La Pepsi Cola contiene un livello troppo alto di cancerogeni. A lanciare l’allarme è un rapporto del gruppo ambientalista americano Center for Environmental Health (CEH). La sostanza chimica contestata è il 4-methylimidazole, o 4-Mel, che si può formare durante il processo di cottura e, come risultato, può essere trovato in tracce in molti cibi.

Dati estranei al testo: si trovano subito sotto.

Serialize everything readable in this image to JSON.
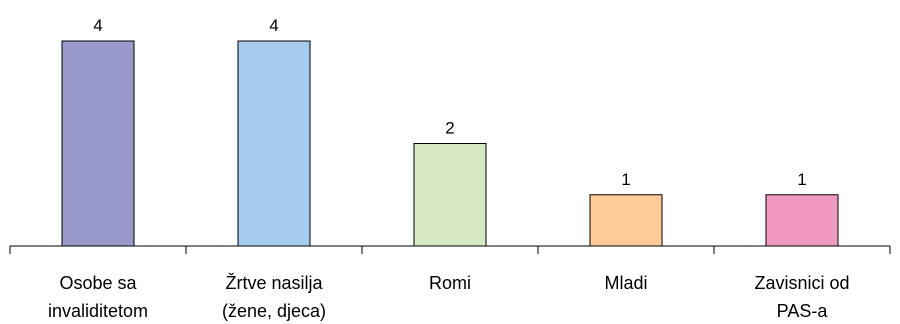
{
  "chart_data": {
    "type": "bar",
    "categories": [
      [
        "Osobe sa",
        "invaliditetom"
      ],
      [
        "Žrtve nasilja",
        "(žene, djeca)"
      ],
      [
        "Romi"
      ],
      [
        "Mladi"
      ],
      [
        "Zavisnici od",
        "PAS-a"
      ]
    ],
    "values": [
      4,
      4,
      2,
      1,
      1
    ],
    "data_labels": [
      "4",
      "4",
      "2",
      "1",
      "1"
    ],
    "colors": [
      "#9999cc",
      "#a6cbee",
      "#d6e8c4",
      "#ffcc99",
      "#f09ac2"
    ],
    "ylim": [
      0,
      4
    ],
    "grid": false,
    "legend": "none"
  }
}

La scoperta che il colorante 4-methylimidazole sia un elemento cancerogeno è avvenuta grazie uno studio effettuato sui roditori.Lo scorso anno la California aveva aggiunto questa sostanza al Safe Drinking Water and Toxic Enforcement Act del 1986. In base a questa legge, i prodotti che contengono ingredienti considerati pericolosi devono apporre un’etichetta che avverte il consumatore dei rischi di cancro ad essi legati.
Nel marzo 2012 la Coca Cola e la Pepsi avevano annunciato di voler ridurre la quantità di 4-methylimidazole per evitare di vedere classificati i loro prodotti come dannosi per la salute in California. Quest’anno la CEH ha effettuato dei test a campione in California e in altri 10 stati americani sia sulla Coca-Cola che sulla Pepsi per verificare che le promesse dei due gruppi fossero state mantenute. Mentre i campioni della Coca-Cola sono risultati privi del colorante cancerogeno, si è scoperto che la Pepsi aveva eliminato il 4-MI solo dai prodotti destinati alla California.
La multinazionale si difende dicendo che la modifica per il resto degli Stati Uniti sarebbe stata completata entro febbraio 2014. E l’Italia? La Pepsi fa sapere di voler eliminare il colorante chimico a livello globale ma specifica che l’Europa considera ancora il 4-MI come sicuro.
Pensare che l’overdose sia un peculiarità delle droghe è un pregiudizio che può condurre a cattive abitudini. Ogni sostanza, se assunta in eccesso, può causare gravi danni al nostro organismo. Il caso di Natasha Marie Harris è emblematico per dimostrare che l’abuso di una qualsivoglia sostanza è dannoso, soprattutto se parliamo della popolarissima Coca Cola. Ingerire 10 litri al giorno della famosissima bevanda gassosa è stato letale per la 30enne neozelandese che ha probabilmente sottovalutato o mal interpretato le cause dei suoi malesseri, non comprendendo che era proprio la pesante dipendenza da Coca Cola il problema. Natasha è morta per arresto cardiocircolatorio il 20 febbraio 2010 ma la notizia arriva nei giornali grazie al Sun che racconta come la ragazza fosse vittima di continui malesseri quali stanchezza ed episodi di vomito, ma sempre attribuiti a disturbi ginecologici e mai ai 10 litri di Coca Cola al giorno. Il fegato era gravemente malato ma risulta ancora incerta la vera causa della morte. Le analisi hanno verificato la grave carenza di potassio. Il suo compagno ha chiesto un risarcimento alla Coca Cola affermando di essere stato non consapevole dei danni che la bevanda potesse provocare, ma la multinazionale ovviamente ha respinto l’accusa.
Speriamo che questo articolo sia un monito per ognuno di noi, ma un campanello d’allarme soprattutto alle orecchie delle mamme e dei papà. Infatti, come se non bastasse a quanto scritto, una ricerca scientifica ha dimostrato che i bambini che consumano alti livelli di bevande dolcificate ( come ad esempio la pepsi o la coca cola) e carboidrati hanno un maggiore rischio di malattie di cuore da adulti. Lo indica uno studio dell’Istituto di ricerca medica dell’Università di Sydney, condotto su 2000 bambini di 12 anni. La ricerca guidata da Bamini Gopinath ha stabilito che i bambini che bevono una o più bevande dolcificate al giorno hanno arterie più sottili dietro gli occhi.